Первое слово - есенинское, «Черный человек». И дальше великая поэзия Серебряного века будет искать сквозь дебри зла сторону света: «Элегия» А. Введенского, «Дешевая распродажа» В. Маяковского, «Северные элегии» А. Ахматовой, «Вальс с чертовщиной» Б. Пастернака, «Ламарк» О. Мандельштама, «Подруга» М. Цветаевой, «Смерть дикого воина» Д. Хармса... Стихи о тайне жизни и тайне смерти, которая подчас является единственным выходом из тупика. И здесь, в пространстве спектакля, один человек избирает этот выход, другой повержен неведомой силой. Потом будут сухие вкрапления сведений: самоубийство Маяковского, письмо Цветаевой в Литфонд с просьбой дать ей работу посудомойки в писательской столовой, смерть Хармса в тюремной психушке...

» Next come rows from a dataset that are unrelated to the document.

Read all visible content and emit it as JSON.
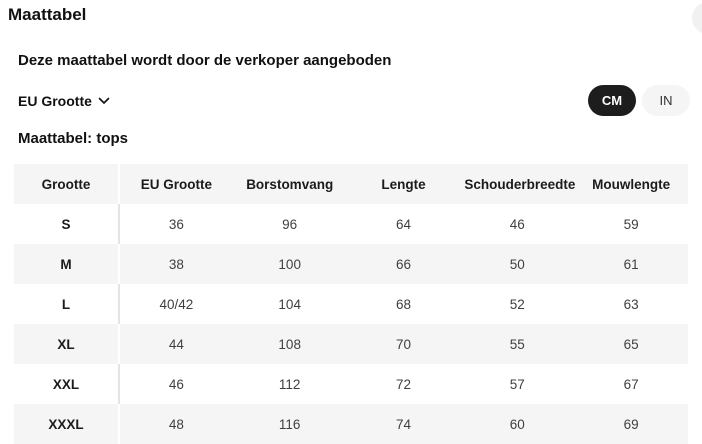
{
  "modal": {
    "title": "Maattabel",
    "subtitle": "Deze maattabel wordt door de verkoper aangeboden",
    "table_title": "Maattabel: tops",
    "size_system": {
      "label": "EU Grootte"
    },
    "unit_toggle": {
      "options": [
        {
          "label": "CM",
          "selected": true
        },
        {
          "label": "IN",
          "selected": false
        }
      ]
    }
  },
  "table": {
    "columns": [
      "Grootte",
      "EU Grootte",
      "Borstomvang",
      "Lengte",
      "Schouderbreedte",
      "Mouwlengte"
    ],
    "rows": [
      {
        "size": "S",
        "values": [
          "36",
          "96",
          "64",
          "46",
          "59"
        ]
      },
      {
        "size": "M",
        "values": [
          "38",
          "100",
          "66",
          "50",
          "61"
        ]
      },
      {
        "size": "L",
        "values": [
          "40/42",
          "104",
          "68",
          "52",
          "63"
        ]
      },
      {
        "size": "XL",
        "values": [
          "44",
          "108",
          "70",
          "55",
          "65"
        ]
      },
      {
        "size": "XXL",
        "values": [
          "46",
          "112",
          "72",
          "57",
          "67"
        ]
      },
      {
        "size": "XXXL",
        "values": [
          "48",
          "116",
          "74",
          "60",
          "69"
        ]
      }
    ]
  },
  "colors": {
    "selected_pill_bg": "#1d1d1d",
    "selected_pill_text": "#ffffff",
    "unselected_pill_bg": "#f5f5f5",
    "row_stripe_bg": "#f5f5f5",
    "text_primary": "#111111",
    "text_values": "#404040"
  }
}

Спектакль идет в затемненном зале (вариант «черного кабинета»). А при полном свете четверо персонажей усаживаются на стулья, достают мобильники и объясняют своим собеседникам, что сидят в театре и смотрят спектакль «Сторона света».

Кажется, финал. Вернулись в наше время. Кончился театр, начались нынешние будни. Но нет, возвращаемся. «Сусальный ангел» А. Блока печалится о созданьях хрупких мечтаний, которые ломаются

Под ярким пламенем событий,

Под гул житейской суеты!

Каждую лампочку, низко висящую, подкручивают, чтобы светила, сопровождая каждое движение именем поэта. Словно свечи зажигают в их память. Из сегодняшнего дня опять в театр. В сторону света.

Театр «Человек в кубе» молод, и зрители его молоды. Все вместе они выработали свое понятие современного в искусстве, выстроив маленький, но очень прочный мост между прошлым и будущим.